Systematics
A primer for theology
Introduction
It is rather astonishing just how rudimentary the earliest Christian communities were in their religious expression. It went something like this – the gospel was shared, converts were baptized, and the Church remembered Christ weekly at the Eucharistic table.
That’s it.
There was no New Testament, no developed ecclesial hierarchy, no extensively formulated body of teaching. Differences and disagreements (with more than a dose of snark, I’m sure) abounded. Yet the Church survived and even flourished in this manner for centuries!
At the most basic level, the Church’s life was centered on a story – a rather outrageous piece of news, in fact – that God has raised Jesus from the dead.
That simple line was, is, and ever shall be the story.
If someone were to ask, “What is the gospel?” I can find no truer answer: God has raised Jesus from the dead.
As the history unfolds, however, the Church fashioned more and more elaborate systems of theology in response to both heretics from without and divisions from within. Their basic expression was under threat of distortion, and by the fourth century the Church’s greatest thinkers were painstakingly shaping what would become Christian doctrine.
Of course, theology as a discipline often gets a bad rap from certain groups, denominations, and movements. The thinking is as simple as, “We don’t need all that; we need what the early church had – POWER!!!”
Well, the history tells a different story.

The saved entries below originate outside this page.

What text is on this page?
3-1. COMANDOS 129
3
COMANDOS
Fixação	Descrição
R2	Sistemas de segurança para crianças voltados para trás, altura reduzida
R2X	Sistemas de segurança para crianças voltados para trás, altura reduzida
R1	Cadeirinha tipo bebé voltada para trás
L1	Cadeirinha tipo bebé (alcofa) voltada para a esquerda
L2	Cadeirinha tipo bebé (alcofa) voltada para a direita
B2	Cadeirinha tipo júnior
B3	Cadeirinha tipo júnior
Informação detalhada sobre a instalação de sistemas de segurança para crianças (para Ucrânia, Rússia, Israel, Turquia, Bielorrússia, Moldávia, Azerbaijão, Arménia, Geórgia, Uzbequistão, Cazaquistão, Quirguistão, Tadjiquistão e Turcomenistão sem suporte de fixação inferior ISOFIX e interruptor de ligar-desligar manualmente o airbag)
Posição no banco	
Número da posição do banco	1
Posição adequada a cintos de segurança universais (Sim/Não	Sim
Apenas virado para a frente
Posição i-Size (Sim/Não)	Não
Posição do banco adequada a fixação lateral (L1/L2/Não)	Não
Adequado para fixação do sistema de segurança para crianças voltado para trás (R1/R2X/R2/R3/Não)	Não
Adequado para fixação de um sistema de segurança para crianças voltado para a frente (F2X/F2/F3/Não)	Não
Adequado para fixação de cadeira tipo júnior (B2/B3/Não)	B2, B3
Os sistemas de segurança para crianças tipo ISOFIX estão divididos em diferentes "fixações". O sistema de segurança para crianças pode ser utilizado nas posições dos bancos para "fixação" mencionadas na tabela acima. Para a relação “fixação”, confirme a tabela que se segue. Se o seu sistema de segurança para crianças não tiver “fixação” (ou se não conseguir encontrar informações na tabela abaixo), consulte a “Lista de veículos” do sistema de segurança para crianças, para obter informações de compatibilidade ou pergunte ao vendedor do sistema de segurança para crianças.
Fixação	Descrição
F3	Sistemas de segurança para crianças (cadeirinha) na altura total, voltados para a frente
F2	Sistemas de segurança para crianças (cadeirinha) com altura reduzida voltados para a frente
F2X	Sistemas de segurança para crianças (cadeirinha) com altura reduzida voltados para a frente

The apostolic Church intentionally developed “all that” theological inquiry, and she was not at all powerful. Not in the ways we think, at least. The Spirit moved, to be sure, as bodies were healed and miracles wrought. Otherwise, the Church was quite powerless, suffering at the hands of the Empire, dying horrific deaths, and noted among society primarily due to their suffering love for both friends and enemies. To state it frankly – if we envision the early Church as something akin to a powerful televangelist rather than a Mother Theresa, then we could not possibly be more upside down.
A story, a bath, and a meal – these three things held these primitive communities together. Of course, there are vast amounts of detail that make up all the twists and turns of the Church as she matured over the next few centuries. But for the sake of space, one early move was the formation of a small creed, used as a baptismal vow, that could accurately encapsulate fundamental Christian belief and could be orally passed down through the generations. Even then, we can detect the faint whispers of the need for a more fleshed-out exposition of what the Christian faith fully entails. Robert Jenson tells it like this: “One cannot, for example, forever keep saying, ‘Jesus died to save us from our sin,’ without pondering how that might work, without the kind of second-level reflection that Paul exemplifies… Looked at from this angle, the new canon [of Scripture] and the rule of faith [the Creed] match like conversely notched puzzle pieces. Each advances what the other holds back. Canon and creed fitted together, and only canon and creed fitted together, could make and can now make one whole and integral guardian of the church’s temporary self-identity [1].”
That said, I want to start a short series of some of the most basic affirmations of the Faith, or what would later come to be known as dogma.
Let’s start.
I. Trinity
We must begin with theology proper – the doctrine of the Trinity. As a hermeneutical discovery in the course of the Church’s history, the Trinity is the wellspring from which any future discussion about creation, salvation, and the Eschaton emanates.